The work can look a lot of different ways. Sometimes it’s organizing people. Sometimes it’s co-leading direct actions. Sometimes it’s marshaling for actions led by people of color so they can have the space they need to [function] and not have to interact with unhelpful white people, of which we are many. We are legion.

It involves a lot of writing [and] trying to use the public platform that I have as an ordained person to speak, particularly right now, to speak to white people about how we do this in ways that are unhelpful to people of color. I’m trying to figure our how to do this from a place of love which can be a real challenge.

Dunlap attributes her desire to work with white people from a place of love to Dr. Vincent Harding’s example in the Iliff classroom.

[He had this] capacity to be grounded and loving in spaces – in classroom spaces with white people. I ask him all the time still, “How did you do that? How did you do that?” I’m still listening.

Part of it is I think his tactic of speaking very slowly and pausing. There is something about the slowing down.

You’d ask him a question and he would nod and take a minute, instead of just popping off with whatever. I think it was like a spiritual practice to stay grounded for him. That’s my guess.

Dunlap is also influenced by words Dr. Harding said to her and her partner in 2012 when they were discussing movement work.

We had him here in our home – right at this table. He said, “the wisdom of the spirituals – the wisdom of slaves who developed the spirituals and the wisdom in the particular spiritual, I’m Going to Lay Down My Sword and Shield.

He really emphasized the ‘and shield’ bit. “I’m going to lay down my sword and shield,” he said.

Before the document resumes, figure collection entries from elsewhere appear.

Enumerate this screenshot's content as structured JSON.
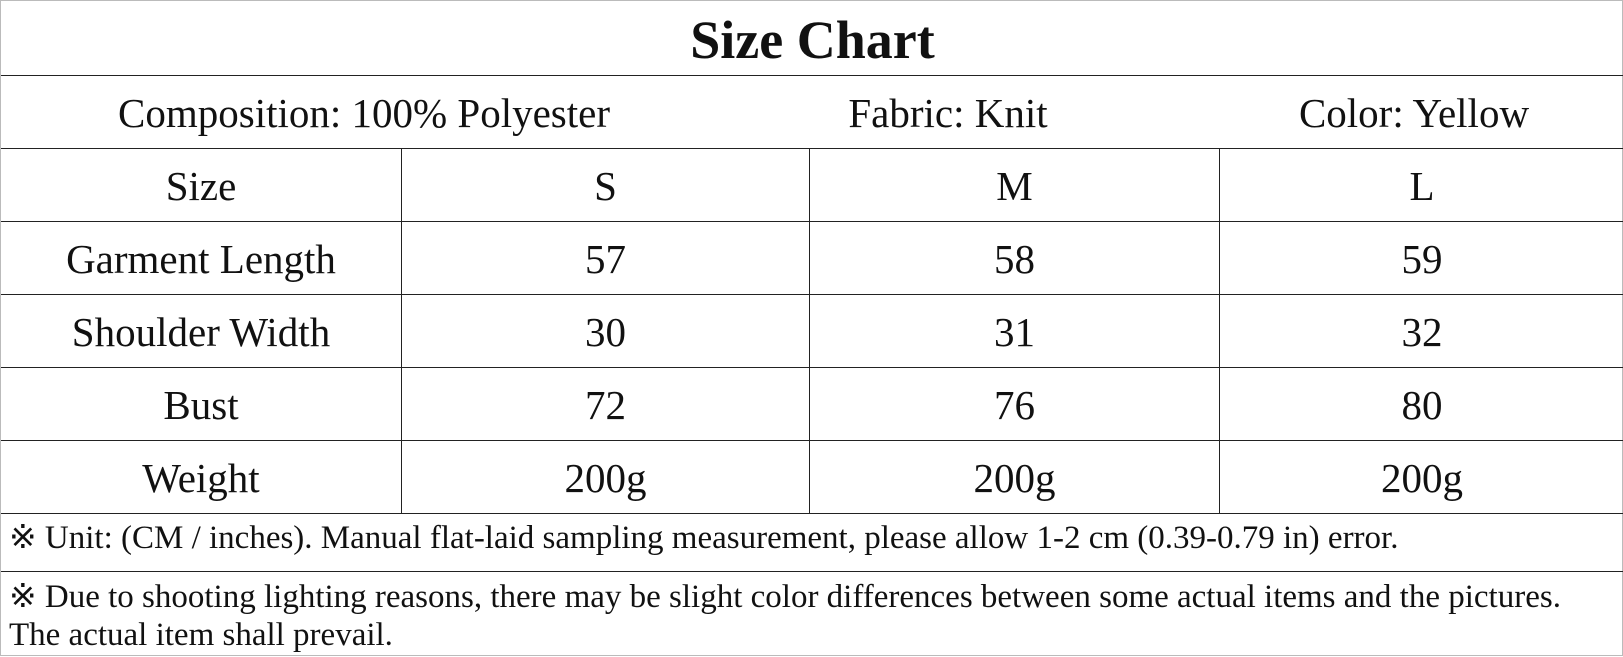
{
  "header": {
    "title": "Size Chart"
  },
  "info": {
    "composition": "Composition: 100% Polyester",
    "fabric": "Fabric: Knit",
    "color": "Color: Yellow"
  },
  "table": {
    "columns": [
      "Size",
      "S",
      "M",
      "L"
    ],
    "rows": [
      [
        "Garment Length",
        57,
        58,
        59
      ],
      [
        "Shoulder Width",
        30,
        31,
        32
      ],
      [
        "Bust",
        72,
        76,
        80
      ],
      [
        "Weight",
        "200g",
        "200g",
        "200g"
      ]
    ]
  },
  "notes": [
    "※ Unit: (CM / inches). Manual flat-laid sampling measurement, please allow 1-2 cm (0.39-0.79 in) error.",
    "※ Due to shooting lighting reasons, there may be slight color differences between some actual items and the pictures. The actual item shall prevail."
  ]
}
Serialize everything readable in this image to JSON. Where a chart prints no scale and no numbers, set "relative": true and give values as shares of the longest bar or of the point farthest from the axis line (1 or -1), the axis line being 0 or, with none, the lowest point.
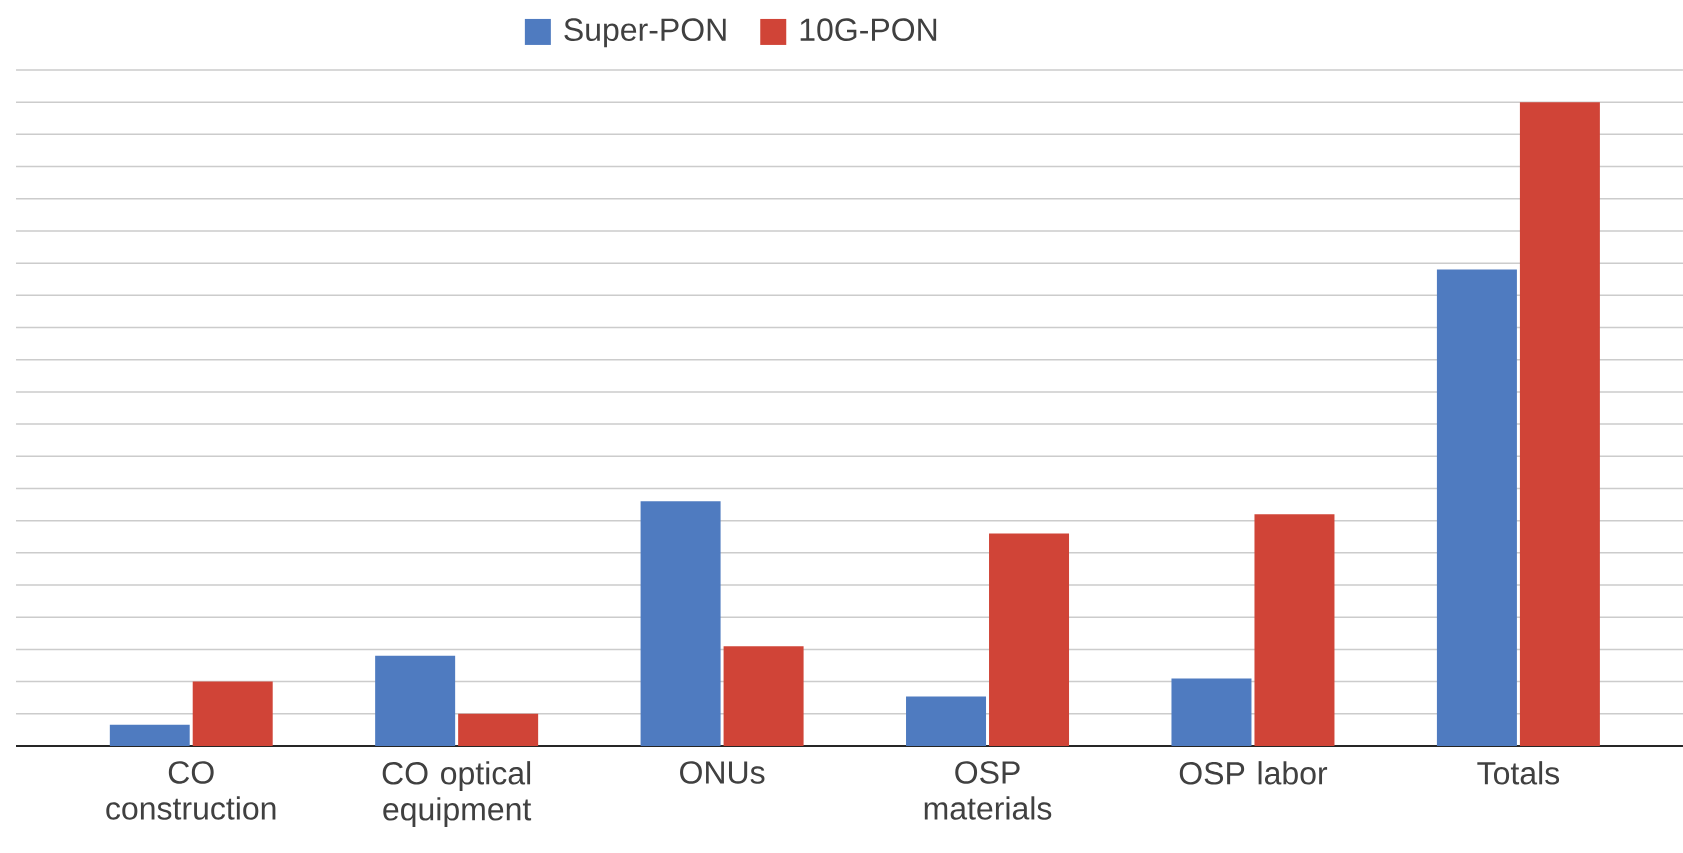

I looked at him and I said, “But Dr. Harding, if you lay down your shield, then you don’t have any protection.”

He said, “That’s exactly right. You lay them both down because your protection comes from somewhere else.”

I have been sitting with that ever since. So it’s not enough to lay down the weapon. You have to lay down the shield, too, that protects you from other people’s weapons, which is an immense amount of vulnerability.

I find that is what is required at least of me in the work that I do. And trust that I am ultimately safe and held, not because I carry a shield but because the ancestors and the Divine are surrounding me and loving on me and holding me through the work.

Finally, Dunlap credits Dr. Harding for her participation in SURJ.

This trajectory that my life has now taken to being focused on white people work is his fault because when he died I started asking him, “What am I going to do now, Dr. Harding? How am I going to work in a way that honors your life?”

Then, Michael Brown was killed – murdered, just a few months later.

Then, I asked him again, “What do I do now?” Then, I started receiving all of these calls from people of color saying, “White people, you need to show up. You need to speak up. We need you.” Then, I realized that was the place where my work needed to be.

It wasn’t like it took a whole different tact, like I’m changing my vocation. But this is where we are going to deepen your vocation now. Because most of my work has been bridging or walking in solidarity with people of color.

But, specifically, working with white people? It may be the hardest thing I’ve ever done.